With my teacher as inspiration, I tried to design my own list of semi-serious life tenets, most of which revolve around the consumption of peanut butter. However, there is one life tenet I try to follow more than any other, and that is, simply: to have stories. In my pockets, my bedsheets, my thoughts at large.

And the most incredible thing about Ashley Farmer’s collection of short fiction, Beside Myself, is that she allows me to do just that. The collection is pocket-sized (4” x 5”, to be exact), and it does, in fact, fit in the shallow pockets of girl shorts—well, for the most part, at least.

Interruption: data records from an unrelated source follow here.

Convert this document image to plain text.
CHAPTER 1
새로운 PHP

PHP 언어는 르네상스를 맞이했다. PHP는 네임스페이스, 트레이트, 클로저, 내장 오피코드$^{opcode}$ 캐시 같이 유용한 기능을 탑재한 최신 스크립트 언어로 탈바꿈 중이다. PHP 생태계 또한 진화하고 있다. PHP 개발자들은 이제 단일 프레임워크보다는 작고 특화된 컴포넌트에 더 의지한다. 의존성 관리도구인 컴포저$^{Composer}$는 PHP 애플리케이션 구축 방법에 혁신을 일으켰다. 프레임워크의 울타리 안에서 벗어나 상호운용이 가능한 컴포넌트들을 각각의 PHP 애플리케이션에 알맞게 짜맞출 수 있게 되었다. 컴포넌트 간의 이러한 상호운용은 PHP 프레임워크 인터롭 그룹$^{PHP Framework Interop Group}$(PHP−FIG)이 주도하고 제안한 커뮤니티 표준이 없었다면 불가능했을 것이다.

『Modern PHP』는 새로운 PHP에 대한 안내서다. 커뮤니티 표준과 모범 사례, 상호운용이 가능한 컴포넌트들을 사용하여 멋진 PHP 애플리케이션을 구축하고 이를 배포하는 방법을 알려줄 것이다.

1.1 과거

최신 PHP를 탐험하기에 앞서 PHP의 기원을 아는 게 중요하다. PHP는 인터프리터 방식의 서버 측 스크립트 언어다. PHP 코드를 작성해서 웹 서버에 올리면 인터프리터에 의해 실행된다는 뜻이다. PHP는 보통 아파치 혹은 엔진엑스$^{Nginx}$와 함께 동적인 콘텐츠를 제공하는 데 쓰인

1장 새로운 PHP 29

Regardless, Beside Myself makes beauty available to me when I’m unwilling to find it in the world myself.

I read Farmer’s collection in the lobby of a Best Western hotel and the parking lot of a rental car office—both times the scenery was dull, my eyes half open—and yet, I found gems like a “moth, thin as paper, an angel of two dimensions” and “the body itself: more spaces than matter.” Every brief story brought the environment, however drab, into sharper focus, while at the same time framing reality with a kind of tenderness and softness.

“From the sky, the cornfield is an advertisement for emptiness…” Farmer writes.

Her (very) short stories, as a whole, are strange and surreal with very little narrative structure. Even so, they manage to successfully inhabit the space between the abstract and the real, nested in the illusion of train tracks meeting the horizon.

Farmer’s unique voice is one of surprises: every story felt refreshing and new, yet distinctively “Ashley Farmer.” As I read, I had to keep a pen within reach, for almost every short piece had a line cast beyond the page—lines like “The rain became snow and the snow became women…” or “I slept alone, on the verge of someone’s shadow.” These lines found the power to shake my vertebrae, giving me chills in eighty degree weather.

If you do end up reading this collection—which you really should at least consider doing—I have to give one piece of (unsolicited) advice: read Farmer’s stories slowly, in transit. Or, if not in transit, somewhere new—under an oak tree with couple’s names carved in from the ’80s, or beside a motel swimming pool, or in a Dunkin’ Donuts parking lot. Consider this a prescription—or perhaps, even better, a dare—for the tedium of life and routine: read Beside Myself in small doses, in new places, and find the seam where abstraction meets reality for yourself.


Ashley Farmer is the author of the poetry collection The Women (Civil Coping Mechanisms, forthcoming 2016) and the chapbook Farm Town (Rust Belt Bindery, 2012). A former editor for publications like Atomica MagazineSalt Hill Journal and others, she currently serves as an editor for Juked. Ashley resides in Louisville, Kentucky, with her husband, Ryan Ridge.


Beside Myself
by Ashley Farmer
Tiny Hardcore Books, February 2014
$10.00 paperback, ISBN: 978-0-9835625-8-0
132 pp.

Jen Frantz is a high school senior from Hudson, Ohio, where she works at an independent bookstore and periodically re-enacts the Civil War. Some of her life goals include: owning a claw-foot bathtub, tasting a golden raspberry, and opening a gourmet PB&J shop. She prefers her toast burnt, thanks.